Little Manilla, un autre visage d’Israël

© Johanna Geron

Loin de leurs îles natales, des immigrants philippins, dont un tiers sont en situation illégale, ont recréé dans l’ombre de Tel-Aviv leur communauté d’origine. Discrète, presque silencieuse, travaillant dur et sans faire de vagues, elle serait presque considérée comme une force pour l’Etat hébreu.

Samedi, jour du shabbat, la station centrale de Tel-Aviv est comme à l'accoutumée déserte et calme, presque fantomatique. En nous apercevant, le garde à l’entrée de ce monstre de béton rougeâtre, réalisé par l'architecte israélien Ram Kami, ouvre de grands yeux incrédules: «Que faites-vous là? C’est fermé.» Pas tout à fait, mais il n’a pas l’habitude de voir des «civils» durant le week-end. Les jours ouvrables, des centaines de bus desservant tout le pays transitent par la Tahana Merkazit. Plus de 80'000 personnes arpentent quotidiennement ses 230'000 m² répartis sur sept niveaux desservis par 29 escalateurs et 13 ascenseurs. Jusqu’en 2010, ce véritable labyrinthe qui s’étire le long de la rue Levisnky au sud de la ville était considéré comme la plus grande gare routière du monde, avant d’être détrônée par le Millennium Park Bus Depot de New Delhi. Au quatrième étage, à l’écart des regards curieux, le cœur d’une autre cité palpite. Bienvenue dans «Little Manilla» où pour 2 euros, on repart avec sa barquette de porc, et où le filipino a détrôné l'hébreu.

Enseignes en tagalog, restaurants et supermarchés débordants de produits importés, on s'y croirait presque. Sur les sièges en plastique où les Israéliens attendent habituellement leur bus, deux femmes ont improvisé un salon d’esthétique et vernissent les ongles des pieds pour 25 shekels (quelque 7 francs). Le néon rouge du Manila Kamayan Mini Market clignote pour appâter le chaland. Inutile tant le supermarché est plein à craquer.
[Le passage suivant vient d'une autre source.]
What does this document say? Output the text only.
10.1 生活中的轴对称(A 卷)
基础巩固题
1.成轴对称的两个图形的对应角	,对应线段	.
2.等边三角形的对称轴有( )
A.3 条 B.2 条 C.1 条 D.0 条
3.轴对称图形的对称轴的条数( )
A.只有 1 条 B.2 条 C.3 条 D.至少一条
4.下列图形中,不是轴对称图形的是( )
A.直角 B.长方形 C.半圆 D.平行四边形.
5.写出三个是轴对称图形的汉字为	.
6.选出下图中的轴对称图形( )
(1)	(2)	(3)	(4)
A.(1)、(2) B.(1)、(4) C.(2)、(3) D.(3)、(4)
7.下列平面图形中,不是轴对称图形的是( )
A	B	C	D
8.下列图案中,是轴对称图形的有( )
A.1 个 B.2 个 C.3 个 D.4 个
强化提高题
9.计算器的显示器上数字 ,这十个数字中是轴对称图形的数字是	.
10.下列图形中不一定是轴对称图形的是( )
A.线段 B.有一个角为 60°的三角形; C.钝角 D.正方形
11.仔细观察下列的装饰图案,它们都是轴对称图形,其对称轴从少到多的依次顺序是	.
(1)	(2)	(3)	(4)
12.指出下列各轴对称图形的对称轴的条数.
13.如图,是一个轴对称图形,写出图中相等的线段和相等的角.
Il faut suivre une allée descendante, sale et sombre pour se retrouver de l’autre côté de ce marché philippin. En contrebas brillent des étals de fruits et de légumes exotiques qu’on peine à trouver au centre-ville. Les papayes et les melons verts sont éclatants, lisses, brillants. Ici, des beignets de bananes frits luisent d’huile dans leurs barquettes en aluminium; là, sur les comptoirs près des caisses, des beignets au porc et à la patate douce à la vapeur sont alignés dans leurs paniers en bambou; là-bas, des piles de Tupperwares en équilibre incertain débordent de nouilles sautées. Le fumet de la soupe de haricots rouge mungo qui prend au nez tant elle est épicée se mélange à celui du batchoy, une soupe de nouilles aux abats de porc, typique de la ville de La Paz, et aux effluves des brochettes de bœuf.